Semua OPD Diminta Lakukan Analisis Jabatan Secara Baik

Denny/ Cepos
Sosialisasi analisis jabatan di lingkungan Pemkab Jayawijaya di Sasana Wio, Kantor Bupati Jayawijaya, Selasa, (3/7).

WAMENA–Pemerintah Kabupaten Jayawijaya mulai melakukan penyusunan analisis jabatan di setiap Organisasi Perangkat Daerah (OPD), yang nantinya disesuaikan dengan Tupoksi masing-masing jabatan yang dijabat oleh yang akan ditunjuk menjalankan tanggung jawab tersebut.

Sekda Jayawijaya, Yohanes Walilo mengatakan, penyusunan analisis jabatan yang mengundang pihak ketiga atau konsultan untuk menyusun ini sangat penting, untuk meningkatkan kinerja di semua OPD yang bakal dievaluasi pemerintah daerah.

“ Semua OPD harus melakukan analisis jabatannya secara baik, menyusun sesuai Tupoksi masing-masing, sehingga orang yang bekerja secara berjenjang itu punya pembagian tugas yang jelas,”ungkap Sekda usai tahapan penyusunan analisis jabatan di Sasana Wio, Kantor Bupati Jayawijaya, Selasa (3/7).

Menurutnya, hal ini juga untuk menghitung tentang tunjangan kinerja berdasarkan analisis jabatan. Jika hal ini tidak ada, dasar untuk pembayaran kinerja juga tidak ada.
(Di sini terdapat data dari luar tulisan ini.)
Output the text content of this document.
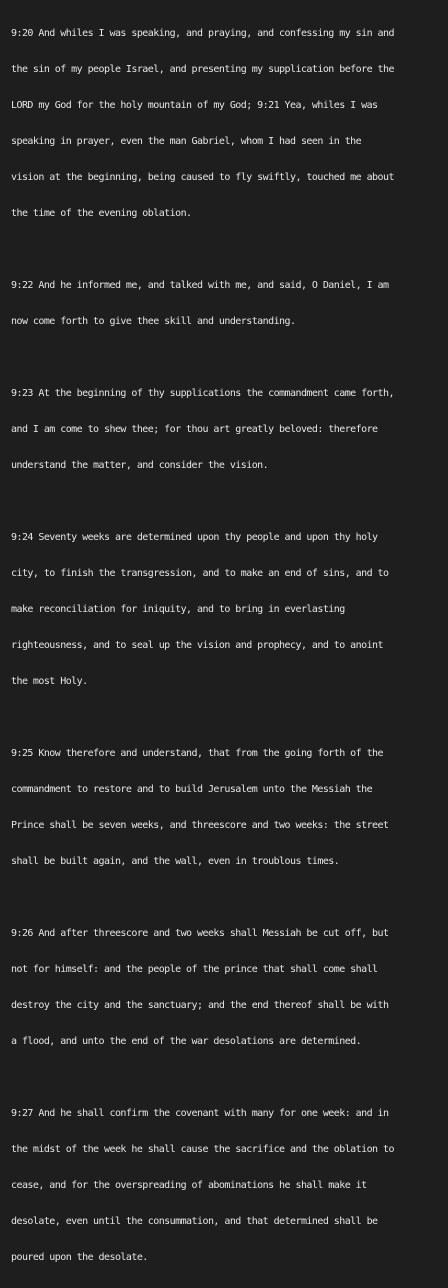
9:20 And whiles I was speaking, and praying, and confessing my sin and

the sin of my people Israel, and presenting my supplication before the

LORD my God for the holy mountain of my God; 9:21 Yea, whiles I was

speaking in prayer, even the man Gabriel, whom I had seen in the

vision at the beginning, being caused to fly swiftly, touched me about

the time of the evening oblation.

9:22 And he informed me, and talked with me, and said, O Daniel, I am

now come forth to give thee skill and understanding.

9:23 At the beginning of thy supplications the commandment came forth,

and I am come to shew thee; for thou art greatly beloved: therefore

understand the matter, and consider the vision.

9:24 Seventy weeks are determined upon thy people and upon thy holy

city, to finish the transgression, and to make an end of sins, and to

make reconciliation for iniquity, and to bring in everlasting

righteousness, and to seal up the vision and prophecy, and to anoint

the most Holy.

9:25 Know therefore and understand, that from the going forth of the

commandment to restore and to build Jerusalem unto the Messiah the

Prince shall be seven weeks, and threescore and two weeks: the street

shall be built again, and the wall, even in troublous times.

9:26 And after threescore and two weeks shall Messiah be cut off, but

not for himself: and the people of the prince that shall come shall

destroy the city and the sanctuary; and the end thereof shall be with

a flood, and unto the end of the war desolations are determined.

9:27 And he shall confirm the covenant with many for one week: and in

the midst of the week he shall cause the sacrifice and the oblation to

cease, and for the overspreading of abominations he shall make it

desolate, even until the consummation, and that determined shall be

poured upon the desolate.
Untuk menyusun ini, Pemkab Jayawijaya melibatkan pihak ketiga yaitu PT. Citra Wahana Konsultan yang selama ini bekerjasama dengan lembaga yang diakui pemerintah untuk melaksanakan kegiatan analisis jabatan di berbagai kabupaten di Indonesia.

“Mereka punya kapasitas untuk bisa menyusun. Karena selama ini OPD ada yang mengerti tentang Tupoksi masing-masing, tapi ada juga yang tidak mengerti, sehingga melalui penyusunan ini dibantu pihak ketiga diharapkan semuanya bisa menyusun analisis jabatan di masing-masing OPD yang ada bersama stafnya,”jelasnya.

Sementara peneliti analisis jabatan dari Universitas Muhammadiyah Yogyakarta, Ahmad Ma’ruf mengatakan, penyusunan ini bertujuan untuk pemerintah daerah, bagaimana menata organisasi sehingga efisien dan efektif, kemudian orang duduk di suatu jabatan dapat menjalankan secara profesional.

“Selama ini tunjangan kinerja ini masih abu-abu, mekanismenya atau penentuannya, jika dengan mengetahui tugasnya apa dan dijalankan atau tidak sehingga bisa dihitung kinerjanya,”kata Ahmad Ma’ruf.